The method of tax equity is very popular for the renewable energy sector and also used for real estate and the entertainment sectors. With this approach, a form of federal tax credit helps the industry recruit private capital from investors, the large tax incentive is appealing to investors. Tax equity investors generally screen projects in advance during the late stages of development and commit to deals when sufficient detail is available for the project and finalize the deal when operations begin. The tax equity investors use projected cash flows and anticipated output to generate production tax credits.
Similar to tax equity, the project debt transactions typically close near the completion of the construction, but may also be affiliated with construction lending that is used to pay for contractor expenses. The project loans that go through an advance analysis process, similar to tax equity, such that the activity affiliated with raising capital typically occurs in advance of the project’s completion. Lenders emphasis a metric known as the debt service coverage, designed to measure how the FCF from operations may be assessed to the principal and interest payments with project debt obligations.

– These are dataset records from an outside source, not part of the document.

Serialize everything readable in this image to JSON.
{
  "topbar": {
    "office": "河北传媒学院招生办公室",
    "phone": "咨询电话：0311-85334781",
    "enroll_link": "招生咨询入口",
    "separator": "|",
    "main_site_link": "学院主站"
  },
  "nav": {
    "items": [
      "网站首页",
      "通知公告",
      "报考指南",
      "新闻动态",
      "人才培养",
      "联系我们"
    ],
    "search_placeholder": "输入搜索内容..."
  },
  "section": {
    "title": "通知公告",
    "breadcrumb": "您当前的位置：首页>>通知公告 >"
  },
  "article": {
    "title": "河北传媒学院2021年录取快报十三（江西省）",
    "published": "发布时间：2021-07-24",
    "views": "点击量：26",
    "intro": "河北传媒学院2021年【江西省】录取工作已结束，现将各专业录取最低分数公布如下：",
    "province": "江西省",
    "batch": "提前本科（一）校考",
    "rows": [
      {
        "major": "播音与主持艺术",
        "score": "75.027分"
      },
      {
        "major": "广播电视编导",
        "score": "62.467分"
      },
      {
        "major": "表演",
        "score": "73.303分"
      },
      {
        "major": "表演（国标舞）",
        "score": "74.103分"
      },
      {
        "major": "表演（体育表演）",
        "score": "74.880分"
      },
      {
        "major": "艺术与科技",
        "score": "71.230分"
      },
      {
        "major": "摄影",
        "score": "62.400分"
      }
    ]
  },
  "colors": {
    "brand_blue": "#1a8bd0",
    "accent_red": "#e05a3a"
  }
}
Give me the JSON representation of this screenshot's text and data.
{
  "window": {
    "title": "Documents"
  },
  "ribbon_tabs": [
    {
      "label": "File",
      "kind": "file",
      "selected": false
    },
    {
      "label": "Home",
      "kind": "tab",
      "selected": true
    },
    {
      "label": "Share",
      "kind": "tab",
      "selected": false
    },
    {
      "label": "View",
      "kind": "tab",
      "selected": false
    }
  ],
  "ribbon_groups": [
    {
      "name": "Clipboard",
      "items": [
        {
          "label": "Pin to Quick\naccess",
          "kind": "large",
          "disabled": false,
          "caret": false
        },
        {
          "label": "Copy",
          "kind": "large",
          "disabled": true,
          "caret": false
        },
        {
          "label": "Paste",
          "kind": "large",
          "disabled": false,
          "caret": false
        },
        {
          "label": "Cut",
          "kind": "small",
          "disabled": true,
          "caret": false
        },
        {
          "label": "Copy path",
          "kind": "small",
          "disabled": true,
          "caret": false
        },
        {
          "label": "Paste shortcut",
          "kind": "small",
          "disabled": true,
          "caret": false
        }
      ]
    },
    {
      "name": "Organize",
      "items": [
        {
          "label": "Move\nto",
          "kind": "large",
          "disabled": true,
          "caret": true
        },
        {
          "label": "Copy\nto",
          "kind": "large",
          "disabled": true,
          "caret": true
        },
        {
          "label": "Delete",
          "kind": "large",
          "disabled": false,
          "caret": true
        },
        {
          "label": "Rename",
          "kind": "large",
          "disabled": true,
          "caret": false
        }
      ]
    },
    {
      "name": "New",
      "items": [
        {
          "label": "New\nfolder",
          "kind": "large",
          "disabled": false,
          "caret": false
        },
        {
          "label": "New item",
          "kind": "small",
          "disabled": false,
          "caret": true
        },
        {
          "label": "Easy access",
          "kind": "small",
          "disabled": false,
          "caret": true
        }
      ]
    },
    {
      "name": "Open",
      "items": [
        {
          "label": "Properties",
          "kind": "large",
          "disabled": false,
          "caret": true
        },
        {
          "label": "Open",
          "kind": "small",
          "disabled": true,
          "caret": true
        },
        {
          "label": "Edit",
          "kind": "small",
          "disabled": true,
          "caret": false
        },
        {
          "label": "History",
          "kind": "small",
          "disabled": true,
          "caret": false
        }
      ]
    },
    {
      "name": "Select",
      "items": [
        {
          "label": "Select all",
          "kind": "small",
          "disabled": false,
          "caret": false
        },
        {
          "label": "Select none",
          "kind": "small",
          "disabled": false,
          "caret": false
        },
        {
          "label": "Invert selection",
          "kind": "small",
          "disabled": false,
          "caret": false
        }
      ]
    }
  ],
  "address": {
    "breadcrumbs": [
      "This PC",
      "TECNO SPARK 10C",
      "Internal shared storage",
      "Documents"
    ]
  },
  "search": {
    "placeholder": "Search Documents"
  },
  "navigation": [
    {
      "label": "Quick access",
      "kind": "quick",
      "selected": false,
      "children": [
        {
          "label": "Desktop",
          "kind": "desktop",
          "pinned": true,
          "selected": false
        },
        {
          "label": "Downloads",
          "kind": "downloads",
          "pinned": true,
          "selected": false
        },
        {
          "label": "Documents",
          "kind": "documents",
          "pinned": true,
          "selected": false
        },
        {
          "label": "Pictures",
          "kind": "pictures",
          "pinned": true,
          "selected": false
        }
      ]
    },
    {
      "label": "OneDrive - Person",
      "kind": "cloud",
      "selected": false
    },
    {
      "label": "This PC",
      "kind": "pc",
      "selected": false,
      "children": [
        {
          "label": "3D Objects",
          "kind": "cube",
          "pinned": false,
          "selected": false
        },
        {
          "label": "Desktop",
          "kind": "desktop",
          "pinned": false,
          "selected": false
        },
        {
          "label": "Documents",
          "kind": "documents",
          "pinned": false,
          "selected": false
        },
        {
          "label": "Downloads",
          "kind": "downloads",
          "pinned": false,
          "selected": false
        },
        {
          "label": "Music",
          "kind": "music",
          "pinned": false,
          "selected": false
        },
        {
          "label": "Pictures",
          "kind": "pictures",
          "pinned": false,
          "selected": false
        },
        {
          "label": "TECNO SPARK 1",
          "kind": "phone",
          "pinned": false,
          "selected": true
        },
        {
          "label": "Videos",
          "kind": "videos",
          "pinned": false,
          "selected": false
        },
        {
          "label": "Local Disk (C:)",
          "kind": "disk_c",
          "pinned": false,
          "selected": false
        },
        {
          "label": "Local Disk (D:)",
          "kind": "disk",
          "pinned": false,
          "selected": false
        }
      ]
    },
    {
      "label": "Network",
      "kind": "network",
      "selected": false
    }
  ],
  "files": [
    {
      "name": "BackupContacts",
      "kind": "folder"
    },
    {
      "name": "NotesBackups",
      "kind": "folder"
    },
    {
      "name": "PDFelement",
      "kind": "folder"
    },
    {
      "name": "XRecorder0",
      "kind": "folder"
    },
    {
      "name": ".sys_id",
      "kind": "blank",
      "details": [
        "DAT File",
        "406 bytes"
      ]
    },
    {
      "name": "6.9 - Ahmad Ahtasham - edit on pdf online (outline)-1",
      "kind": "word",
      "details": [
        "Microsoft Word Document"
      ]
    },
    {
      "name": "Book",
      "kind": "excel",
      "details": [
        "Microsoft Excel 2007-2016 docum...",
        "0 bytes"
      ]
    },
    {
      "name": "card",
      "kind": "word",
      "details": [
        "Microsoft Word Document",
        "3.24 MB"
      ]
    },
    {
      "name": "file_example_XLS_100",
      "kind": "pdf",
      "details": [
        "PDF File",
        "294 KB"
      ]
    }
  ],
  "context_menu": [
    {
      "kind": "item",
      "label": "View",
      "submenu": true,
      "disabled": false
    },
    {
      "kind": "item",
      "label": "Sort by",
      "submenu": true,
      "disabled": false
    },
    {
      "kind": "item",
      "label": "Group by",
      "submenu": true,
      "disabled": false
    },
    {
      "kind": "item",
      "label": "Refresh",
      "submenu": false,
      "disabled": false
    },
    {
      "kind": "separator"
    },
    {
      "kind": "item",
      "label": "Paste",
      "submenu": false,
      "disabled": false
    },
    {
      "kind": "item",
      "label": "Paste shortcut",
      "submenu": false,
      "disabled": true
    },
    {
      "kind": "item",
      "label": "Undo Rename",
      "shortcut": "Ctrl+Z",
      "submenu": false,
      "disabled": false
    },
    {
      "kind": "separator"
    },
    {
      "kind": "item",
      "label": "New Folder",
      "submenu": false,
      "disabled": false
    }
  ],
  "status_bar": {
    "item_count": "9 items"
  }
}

The roles performed by investors in the wind electricity generation in the United States include:
Private Equity: Most hedge funds/PE emphasizes investments in companies, rather than projects. However, they will occasionally make investments in projects with debt or equity structures.
Financial Institutions – Foreign: For wind projects, the leading lending banks are in Europe and Asia. Active project finance groups in all energy markets are common, but not all lending companies are interested in tax equity.
Financial Institutions – Domestic: Large banks in the United States are major financing sources in the tax equity area. In some cases insurance companies may also be an option on a project basis as they are drawn into the long-term debt often undertaken on a project basis.
Other Corporates: Many private companies have financing programs, such has Google Ventures. The specific details depends on the company providing the funding, some will perform more like a private equity investor or others may be interested more in project base financing.
Energy Companies: Strategic corporate investors may provide good options, such as power utilities and turbine manufacturers. Many of these companies participate in tax equity or debt markets. Such investors see potential synergies or seek expansion.